Security is an emergent property of a software system. This is a subtle point often lost on development people who tend to focus on functionality. Obviously, there are security functions in the world, and most modern software includes security features, but adding features such as SSL (for cryptographically protecting communications) does not present a complete solution to the security problem. A security problem is more likely to arise because of a problem in a standard part of the system (e.g., the API to the server) than in some given security feature. This is an important reason why software security must be part of a full lifecycle approach. Just as you cannot test quality into a piece of software, you can not spray paint security features onto a design and expect it to become secure.
Figure 1: Software security best practices applied to various software artifacts in the Software Design Life Cycle (SDLC)

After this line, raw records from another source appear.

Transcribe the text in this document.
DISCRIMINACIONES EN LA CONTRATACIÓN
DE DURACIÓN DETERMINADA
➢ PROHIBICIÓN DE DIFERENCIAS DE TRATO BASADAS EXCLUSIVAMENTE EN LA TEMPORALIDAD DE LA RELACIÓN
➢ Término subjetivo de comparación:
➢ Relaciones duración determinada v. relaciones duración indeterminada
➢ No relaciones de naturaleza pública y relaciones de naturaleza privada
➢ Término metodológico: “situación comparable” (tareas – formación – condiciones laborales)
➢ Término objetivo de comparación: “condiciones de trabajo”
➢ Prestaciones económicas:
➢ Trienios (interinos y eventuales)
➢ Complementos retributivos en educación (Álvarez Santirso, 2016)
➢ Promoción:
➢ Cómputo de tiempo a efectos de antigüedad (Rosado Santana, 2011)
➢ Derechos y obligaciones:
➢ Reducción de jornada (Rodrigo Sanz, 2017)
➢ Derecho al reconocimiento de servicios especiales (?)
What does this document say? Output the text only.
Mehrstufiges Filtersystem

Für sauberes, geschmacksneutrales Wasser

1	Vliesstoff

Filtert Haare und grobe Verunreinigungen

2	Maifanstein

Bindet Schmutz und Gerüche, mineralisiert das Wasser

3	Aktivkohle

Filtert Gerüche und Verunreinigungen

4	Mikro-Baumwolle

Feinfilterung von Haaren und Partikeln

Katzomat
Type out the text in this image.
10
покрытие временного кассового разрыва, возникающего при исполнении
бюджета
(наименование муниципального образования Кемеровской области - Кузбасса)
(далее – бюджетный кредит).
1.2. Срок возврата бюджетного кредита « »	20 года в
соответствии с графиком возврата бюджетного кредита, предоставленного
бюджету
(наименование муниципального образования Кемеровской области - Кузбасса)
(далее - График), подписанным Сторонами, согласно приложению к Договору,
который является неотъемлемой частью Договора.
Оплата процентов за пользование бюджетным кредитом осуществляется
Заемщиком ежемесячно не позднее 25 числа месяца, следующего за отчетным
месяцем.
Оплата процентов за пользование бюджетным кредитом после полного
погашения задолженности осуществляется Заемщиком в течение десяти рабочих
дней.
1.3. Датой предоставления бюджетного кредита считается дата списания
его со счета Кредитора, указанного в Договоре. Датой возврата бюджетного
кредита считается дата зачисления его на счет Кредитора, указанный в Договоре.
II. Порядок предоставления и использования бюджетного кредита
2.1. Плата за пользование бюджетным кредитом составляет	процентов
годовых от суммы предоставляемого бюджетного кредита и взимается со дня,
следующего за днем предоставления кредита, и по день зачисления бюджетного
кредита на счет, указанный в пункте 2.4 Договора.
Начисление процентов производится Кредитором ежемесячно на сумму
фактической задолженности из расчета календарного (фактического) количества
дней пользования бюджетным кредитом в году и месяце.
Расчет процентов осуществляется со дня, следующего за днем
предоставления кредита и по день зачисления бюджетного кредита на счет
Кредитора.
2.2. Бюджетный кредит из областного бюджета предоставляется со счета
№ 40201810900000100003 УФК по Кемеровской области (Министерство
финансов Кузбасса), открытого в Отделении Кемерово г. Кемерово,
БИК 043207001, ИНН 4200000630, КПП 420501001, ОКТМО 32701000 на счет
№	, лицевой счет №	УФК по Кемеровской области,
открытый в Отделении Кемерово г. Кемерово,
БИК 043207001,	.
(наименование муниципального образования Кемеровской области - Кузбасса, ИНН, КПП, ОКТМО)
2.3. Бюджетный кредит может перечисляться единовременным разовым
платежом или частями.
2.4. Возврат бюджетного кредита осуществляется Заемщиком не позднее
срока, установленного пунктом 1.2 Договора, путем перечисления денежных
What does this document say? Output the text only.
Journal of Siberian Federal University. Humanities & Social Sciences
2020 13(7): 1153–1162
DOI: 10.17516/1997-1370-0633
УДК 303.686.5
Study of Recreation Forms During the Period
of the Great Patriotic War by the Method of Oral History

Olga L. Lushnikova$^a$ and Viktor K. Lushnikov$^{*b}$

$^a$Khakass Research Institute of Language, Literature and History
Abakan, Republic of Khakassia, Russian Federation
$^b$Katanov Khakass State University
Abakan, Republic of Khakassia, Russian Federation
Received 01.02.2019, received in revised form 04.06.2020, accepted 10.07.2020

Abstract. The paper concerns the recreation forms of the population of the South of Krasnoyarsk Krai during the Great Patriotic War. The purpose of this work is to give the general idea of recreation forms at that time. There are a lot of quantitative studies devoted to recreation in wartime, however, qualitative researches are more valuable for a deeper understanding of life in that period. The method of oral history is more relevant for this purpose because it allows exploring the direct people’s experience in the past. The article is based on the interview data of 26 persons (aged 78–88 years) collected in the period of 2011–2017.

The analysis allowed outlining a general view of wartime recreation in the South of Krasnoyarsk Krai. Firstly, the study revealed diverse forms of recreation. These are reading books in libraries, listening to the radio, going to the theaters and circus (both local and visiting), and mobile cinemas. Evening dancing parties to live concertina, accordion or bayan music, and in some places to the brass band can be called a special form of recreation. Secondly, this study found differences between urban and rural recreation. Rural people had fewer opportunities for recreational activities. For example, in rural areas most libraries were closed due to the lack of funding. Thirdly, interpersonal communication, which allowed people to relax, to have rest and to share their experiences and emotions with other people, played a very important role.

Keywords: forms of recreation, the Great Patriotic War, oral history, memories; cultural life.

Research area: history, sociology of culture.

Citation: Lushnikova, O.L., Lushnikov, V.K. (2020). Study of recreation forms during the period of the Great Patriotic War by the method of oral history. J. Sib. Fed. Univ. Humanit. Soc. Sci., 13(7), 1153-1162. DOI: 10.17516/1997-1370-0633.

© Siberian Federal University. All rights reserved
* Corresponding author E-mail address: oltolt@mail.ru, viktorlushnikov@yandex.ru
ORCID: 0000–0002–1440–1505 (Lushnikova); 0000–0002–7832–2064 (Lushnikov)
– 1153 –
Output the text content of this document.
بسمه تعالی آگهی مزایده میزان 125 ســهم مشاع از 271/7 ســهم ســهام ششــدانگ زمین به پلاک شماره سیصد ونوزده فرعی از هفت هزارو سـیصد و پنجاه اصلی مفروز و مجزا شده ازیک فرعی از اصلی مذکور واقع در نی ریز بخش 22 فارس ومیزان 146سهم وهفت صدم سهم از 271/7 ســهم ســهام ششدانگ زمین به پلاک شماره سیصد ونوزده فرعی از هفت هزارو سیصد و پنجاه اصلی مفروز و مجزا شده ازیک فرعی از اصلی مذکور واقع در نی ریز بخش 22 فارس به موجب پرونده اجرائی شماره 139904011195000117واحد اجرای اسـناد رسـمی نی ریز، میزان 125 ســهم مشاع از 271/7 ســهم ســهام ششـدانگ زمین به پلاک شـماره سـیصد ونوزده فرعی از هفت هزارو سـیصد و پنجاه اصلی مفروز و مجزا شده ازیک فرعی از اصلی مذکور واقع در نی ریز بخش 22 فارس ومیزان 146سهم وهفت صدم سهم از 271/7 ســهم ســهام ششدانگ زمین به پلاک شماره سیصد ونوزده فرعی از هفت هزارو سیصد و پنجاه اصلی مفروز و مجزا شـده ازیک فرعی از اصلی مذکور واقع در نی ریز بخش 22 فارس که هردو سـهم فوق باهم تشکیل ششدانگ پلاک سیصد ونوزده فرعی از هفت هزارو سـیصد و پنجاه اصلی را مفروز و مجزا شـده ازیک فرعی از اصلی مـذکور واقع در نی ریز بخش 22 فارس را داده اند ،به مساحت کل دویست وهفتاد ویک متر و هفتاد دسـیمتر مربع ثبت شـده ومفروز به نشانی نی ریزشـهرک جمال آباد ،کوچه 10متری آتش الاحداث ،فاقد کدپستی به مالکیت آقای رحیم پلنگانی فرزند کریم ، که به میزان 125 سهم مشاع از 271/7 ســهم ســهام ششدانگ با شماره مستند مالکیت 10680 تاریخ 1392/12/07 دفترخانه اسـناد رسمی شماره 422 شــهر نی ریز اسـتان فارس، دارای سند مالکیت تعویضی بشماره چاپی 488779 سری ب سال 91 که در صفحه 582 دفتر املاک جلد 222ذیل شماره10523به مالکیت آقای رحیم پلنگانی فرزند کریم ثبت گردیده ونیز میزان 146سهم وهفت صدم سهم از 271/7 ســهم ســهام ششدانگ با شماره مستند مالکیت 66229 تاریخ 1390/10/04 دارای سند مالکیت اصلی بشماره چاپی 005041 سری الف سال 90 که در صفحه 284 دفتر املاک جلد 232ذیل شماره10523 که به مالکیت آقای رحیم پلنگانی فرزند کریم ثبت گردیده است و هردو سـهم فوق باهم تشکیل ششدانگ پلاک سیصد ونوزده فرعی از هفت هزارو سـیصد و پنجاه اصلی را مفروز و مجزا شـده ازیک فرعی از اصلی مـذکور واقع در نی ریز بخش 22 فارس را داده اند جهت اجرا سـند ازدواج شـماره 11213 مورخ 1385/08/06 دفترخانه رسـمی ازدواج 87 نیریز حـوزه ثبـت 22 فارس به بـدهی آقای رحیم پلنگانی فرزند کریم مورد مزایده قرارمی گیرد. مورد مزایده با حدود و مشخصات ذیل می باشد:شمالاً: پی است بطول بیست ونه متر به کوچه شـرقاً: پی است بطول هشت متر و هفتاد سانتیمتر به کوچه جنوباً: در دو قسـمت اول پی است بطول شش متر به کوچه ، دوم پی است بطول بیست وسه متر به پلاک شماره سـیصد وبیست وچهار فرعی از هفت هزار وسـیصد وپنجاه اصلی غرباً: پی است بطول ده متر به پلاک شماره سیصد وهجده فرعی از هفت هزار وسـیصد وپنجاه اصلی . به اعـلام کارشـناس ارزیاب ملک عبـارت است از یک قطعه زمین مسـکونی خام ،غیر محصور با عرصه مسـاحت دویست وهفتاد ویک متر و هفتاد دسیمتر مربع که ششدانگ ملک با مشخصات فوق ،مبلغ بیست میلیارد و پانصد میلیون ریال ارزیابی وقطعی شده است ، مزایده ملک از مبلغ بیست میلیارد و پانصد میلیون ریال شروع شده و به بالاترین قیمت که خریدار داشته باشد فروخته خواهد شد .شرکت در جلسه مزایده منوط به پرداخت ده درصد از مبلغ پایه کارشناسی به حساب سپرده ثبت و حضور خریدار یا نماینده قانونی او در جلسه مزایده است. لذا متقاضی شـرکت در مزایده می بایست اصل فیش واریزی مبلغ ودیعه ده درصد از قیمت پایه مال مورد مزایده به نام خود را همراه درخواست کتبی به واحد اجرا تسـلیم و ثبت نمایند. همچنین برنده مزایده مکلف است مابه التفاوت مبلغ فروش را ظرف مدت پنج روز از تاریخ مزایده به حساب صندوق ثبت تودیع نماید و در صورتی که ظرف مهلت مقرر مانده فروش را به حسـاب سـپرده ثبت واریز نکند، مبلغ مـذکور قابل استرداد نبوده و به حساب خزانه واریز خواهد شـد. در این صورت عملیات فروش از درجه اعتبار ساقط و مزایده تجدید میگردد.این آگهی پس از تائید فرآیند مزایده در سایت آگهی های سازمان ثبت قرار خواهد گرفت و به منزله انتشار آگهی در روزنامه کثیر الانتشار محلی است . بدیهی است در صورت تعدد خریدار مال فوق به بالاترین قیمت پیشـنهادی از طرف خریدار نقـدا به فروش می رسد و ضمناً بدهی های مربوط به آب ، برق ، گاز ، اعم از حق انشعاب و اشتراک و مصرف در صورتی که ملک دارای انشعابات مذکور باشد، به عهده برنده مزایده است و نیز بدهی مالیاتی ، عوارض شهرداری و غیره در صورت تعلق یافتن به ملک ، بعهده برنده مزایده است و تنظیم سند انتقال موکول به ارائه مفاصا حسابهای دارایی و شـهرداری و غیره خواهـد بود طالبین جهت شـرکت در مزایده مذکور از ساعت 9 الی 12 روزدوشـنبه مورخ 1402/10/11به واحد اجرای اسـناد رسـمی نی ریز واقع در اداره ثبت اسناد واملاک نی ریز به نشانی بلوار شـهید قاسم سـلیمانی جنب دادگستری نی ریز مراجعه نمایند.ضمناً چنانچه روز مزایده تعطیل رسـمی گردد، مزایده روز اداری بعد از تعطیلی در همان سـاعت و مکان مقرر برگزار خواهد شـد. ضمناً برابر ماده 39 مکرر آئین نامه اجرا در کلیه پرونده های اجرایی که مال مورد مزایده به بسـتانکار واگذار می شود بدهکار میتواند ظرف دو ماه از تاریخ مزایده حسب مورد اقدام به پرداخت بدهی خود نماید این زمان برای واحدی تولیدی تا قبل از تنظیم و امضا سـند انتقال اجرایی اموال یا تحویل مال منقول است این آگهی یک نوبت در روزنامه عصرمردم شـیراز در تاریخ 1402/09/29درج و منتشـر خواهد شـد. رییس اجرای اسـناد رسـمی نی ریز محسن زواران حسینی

As practitioners become aware of software security’s importance, they are increasingly adopting and evolving a set of best practices to address the problem. There is no substitute for working software security as deeply into the development process as possible and taking advantage of the engineering lessons software practitioners have learned over the years. Figure 1 specifies one set of best practices and shows how software practitioners can apply them to the various software artifacts produced during software development. Although the artifacts are shown laid out in a linear sequence, most organizations follow an iterative approach, which means that best practices will be cycled through more than once as the software evolves.
Software security best practices apply at various levels:
- The requirements level: Security requirements must cover both overt functional security (e.g., the use of applied cryptography) and emergent characteristics.
- The design and architecture level: A system must be coherent and present a unified security architecture that takes into account security principles (such as the principle of least privilege).
- The code level: Static analysis tools — tools that scan source code for common vulnerabilities — can discover implementation bugs at the code level.
Risks crop up during all stages of the software life cycle, so a constant risk analysis thread, with recurring risk tracking and monitoring activities, is highly recommended. Security testing must encompass two strategies: testing security functionality with standard functional testing techniques, and risk-based security testing based on attack patterns and threat models. Penetration testing is also useful, especially if an architectural risk analysis is specifically driving the tests.